История одного города - Поклонение мамоне и покаяние
Дю Шарио был весел. Во-первых, его эмигрантскому сердцу было радостно, что Париж взят; во-вторых, он столько времени настоящим манером не едал, что глуповские пироги с начинкой показались ему райскою пищей. Наевшись досыта, он потребовал, чтоб ему немедленно указали место, где было бы можно passer son temps à faire des bêtises [1], и был отменно доволен, когда узнал, что в Солдатской слободе есть именно такой дом, какого ему желательно. Затем он начал болтать и уже не переставал до тех пор, покуда не был, по распоряжению начальства, выпровожен из Глупова за границу. Но так как он все-таки был сыном XVIII века, то в болтовне его нередко прорывался дух исследования, который мог бы дать очень горькие плоды, если б он не был в значительной степени смягчен духом легкомыслия. Так, например, однажды он начал объяснять глуповцам права человека; но, к счастью, кончил тем, что объяснил права Бурбонов. В другой раз он начал с того, что убеждал обывателей уверовать в богиню Разума, и кончил тем, что просил признать непогрешимость папы. Все это были, однако ж, одни façons de parler; [2] и в сущности виконт готов был стать на сторону какого угодно убеждения или догмата, если имел в виду, что за это ему перепадет лишний четвертак.
Он веселился без устали, почти ежедневно устроивал маскарады, одевался дебардером, танцевал канкан и в особенности любил интриговать мужчин [3]. Мастерски пел он гривуазные песенки и уверял, что этим песням научил его граф д'Артуа (впоследствии французский король Карл X), во время пребывания в Риге. Ел сначала все, что попало, но когда отъелся, то стал употреблять преимущественно так называемую нечисть, между которой отдавал предпочтение давленине и лягушкам. Но дел не вершил и в администрацию не вмешивался.

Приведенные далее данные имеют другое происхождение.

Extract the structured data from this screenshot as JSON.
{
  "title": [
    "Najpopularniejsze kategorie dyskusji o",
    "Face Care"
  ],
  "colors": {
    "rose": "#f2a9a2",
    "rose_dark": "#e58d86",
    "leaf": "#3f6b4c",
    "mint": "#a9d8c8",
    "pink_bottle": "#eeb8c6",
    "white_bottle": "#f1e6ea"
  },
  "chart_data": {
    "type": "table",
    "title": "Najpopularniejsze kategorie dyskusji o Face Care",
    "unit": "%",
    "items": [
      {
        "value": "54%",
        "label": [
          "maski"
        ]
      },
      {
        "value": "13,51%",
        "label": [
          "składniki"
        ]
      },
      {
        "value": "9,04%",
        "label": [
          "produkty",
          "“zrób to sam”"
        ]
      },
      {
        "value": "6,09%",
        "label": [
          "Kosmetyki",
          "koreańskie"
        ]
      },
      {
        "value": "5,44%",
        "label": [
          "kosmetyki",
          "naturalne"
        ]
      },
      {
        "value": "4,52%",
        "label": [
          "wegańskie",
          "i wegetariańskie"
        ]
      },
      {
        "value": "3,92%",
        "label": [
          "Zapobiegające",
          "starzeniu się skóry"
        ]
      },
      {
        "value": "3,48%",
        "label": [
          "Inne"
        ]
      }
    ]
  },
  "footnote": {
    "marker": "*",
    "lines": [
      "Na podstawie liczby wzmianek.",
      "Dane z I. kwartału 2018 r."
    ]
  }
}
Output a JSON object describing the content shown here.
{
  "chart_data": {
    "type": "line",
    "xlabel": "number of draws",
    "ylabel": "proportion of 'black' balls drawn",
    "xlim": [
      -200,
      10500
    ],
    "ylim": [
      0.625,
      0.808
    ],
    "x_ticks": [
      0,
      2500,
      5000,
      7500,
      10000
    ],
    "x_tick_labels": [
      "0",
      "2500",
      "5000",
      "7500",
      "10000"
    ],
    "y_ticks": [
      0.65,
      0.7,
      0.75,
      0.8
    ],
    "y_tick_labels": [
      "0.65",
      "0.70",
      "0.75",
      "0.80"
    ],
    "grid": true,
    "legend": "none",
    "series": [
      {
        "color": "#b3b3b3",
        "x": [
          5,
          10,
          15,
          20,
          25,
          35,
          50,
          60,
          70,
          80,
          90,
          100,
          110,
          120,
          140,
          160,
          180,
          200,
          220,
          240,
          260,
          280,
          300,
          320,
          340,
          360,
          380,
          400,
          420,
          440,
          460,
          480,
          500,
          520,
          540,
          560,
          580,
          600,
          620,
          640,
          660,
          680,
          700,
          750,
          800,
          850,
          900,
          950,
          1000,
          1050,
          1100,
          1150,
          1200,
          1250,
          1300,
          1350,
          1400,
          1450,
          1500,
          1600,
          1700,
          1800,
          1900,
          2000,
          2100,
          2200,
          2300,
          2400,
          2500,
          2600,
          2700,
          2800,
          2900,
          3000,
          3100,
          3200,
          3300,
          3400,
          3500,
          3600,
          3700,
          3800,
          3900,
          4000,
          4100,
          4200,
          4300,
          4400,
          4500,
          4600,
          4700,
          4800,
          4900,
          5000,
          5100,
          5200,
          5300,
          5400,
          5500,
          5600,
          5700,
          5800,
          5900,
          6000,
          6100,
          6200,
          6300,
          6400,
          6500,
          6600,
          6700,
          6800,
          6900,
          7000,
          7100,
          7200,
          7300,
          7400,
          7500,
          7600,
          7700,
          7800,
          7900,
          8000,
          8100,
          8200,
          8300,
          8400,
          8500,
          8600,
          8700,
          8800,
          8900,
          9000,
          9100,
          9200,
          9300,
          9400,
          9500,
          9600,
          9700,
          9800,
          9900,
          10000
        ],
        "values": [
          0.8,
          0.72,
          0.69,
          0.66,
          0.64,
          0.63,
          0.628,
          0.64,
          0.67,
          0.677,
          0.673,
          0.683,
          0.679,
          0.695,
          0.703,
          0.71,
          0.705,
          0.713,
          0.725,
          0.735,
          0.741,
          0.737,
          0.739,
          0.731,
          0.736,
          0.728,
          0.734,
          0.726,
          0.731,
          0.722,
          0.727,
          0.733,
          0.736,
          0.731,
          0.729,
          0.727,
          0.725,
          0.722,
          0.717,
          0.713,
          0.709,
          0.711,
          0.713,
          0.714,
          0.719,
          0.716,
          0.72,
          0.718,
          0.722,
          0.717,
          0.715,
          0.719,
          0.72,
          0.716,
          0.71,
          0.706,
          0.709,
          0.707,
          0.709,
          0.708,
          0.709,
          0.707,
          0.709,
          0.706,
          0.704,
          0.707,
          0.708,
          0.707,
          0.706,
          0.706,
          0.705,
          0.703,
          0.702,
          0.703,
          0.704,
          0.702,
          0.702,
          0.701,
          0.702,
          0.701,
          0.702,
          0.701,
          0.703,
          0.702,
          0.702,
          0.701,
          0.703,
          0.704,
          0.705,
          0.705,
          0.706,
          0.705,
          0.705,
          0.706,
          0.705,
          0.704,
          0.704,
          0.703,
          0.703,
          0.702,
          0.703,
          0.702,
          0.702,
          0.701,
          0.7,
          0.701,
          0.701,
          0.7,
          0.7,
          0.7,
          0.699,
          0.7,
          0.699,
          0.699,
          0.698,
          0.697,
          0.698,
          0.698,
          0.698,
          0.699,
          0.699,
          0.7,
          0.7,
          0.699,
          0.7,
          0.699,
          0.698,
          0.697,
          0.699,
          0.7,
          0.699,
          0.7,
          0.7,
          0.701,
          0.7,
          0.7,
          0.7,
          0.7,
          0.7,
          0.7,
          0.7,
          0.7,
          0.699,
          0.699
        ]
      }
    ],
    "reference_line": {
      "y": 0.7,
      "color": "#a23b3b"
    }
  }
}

Это последнее обстоятельство обещало продлить благополучие глуповцев без конца; но они сами изнемогли под бременем своего счастья. Они забылись. Избалованные пятью последовательными градоначальничествами, доведенные почти до ожесточения грубою лестью квартальных, они возмечтали, что счастье принадлежит им по праву и что никто не в силах отнять его у них. Победа над Наполеоном еще более утвердила их в этом мнении, и едва ли не в эту самую эпоху сложилась знаменитая пословица: шапками закидаем! – которая впоследствии долгое время служила девизом глуповских подвигов на поле брани.
И вот последовал целый ряд прискорбных событий, которые летописец именует "бесстыжим глуповским неистовством", но которое гораздо приличнее назвать скоропреходящим глуповским баловством.
Начали с того, что стали бросать хлеб под стол и креститься неистовым обычаем. Обличения того времени полны самых горьких указаний на этот печальный факт. "Было время, – гремели обличители, – когда глуповцы древних Платонов и Сократов благочестием посрамляли; ныне же не токмо сами Платонами сделались, но даже того горчае, ибо едва ли и Платон хлеб божий не в уста, а на пол метал, как нынешняя некая модная затея то делать повелевает". Но глуповцы не внимали обличителям и с дерзостью говорили: "Хлеб пущай свиньи едят, а мы свиней съедим – тот же хлеб будет!" И дю Шарио не только не возбранял подобных ответов, но даже видел в них возникновение какого-то духа исследования.
[1] - Весело проводить время. [2] - Пустые разговоры. [3] - В этом ничего нет удивительного, ибо летописец свидетельствует, что этот самый дю Шарио был впоследствии подвергнут исследованию и оказался женщиной. — Изд.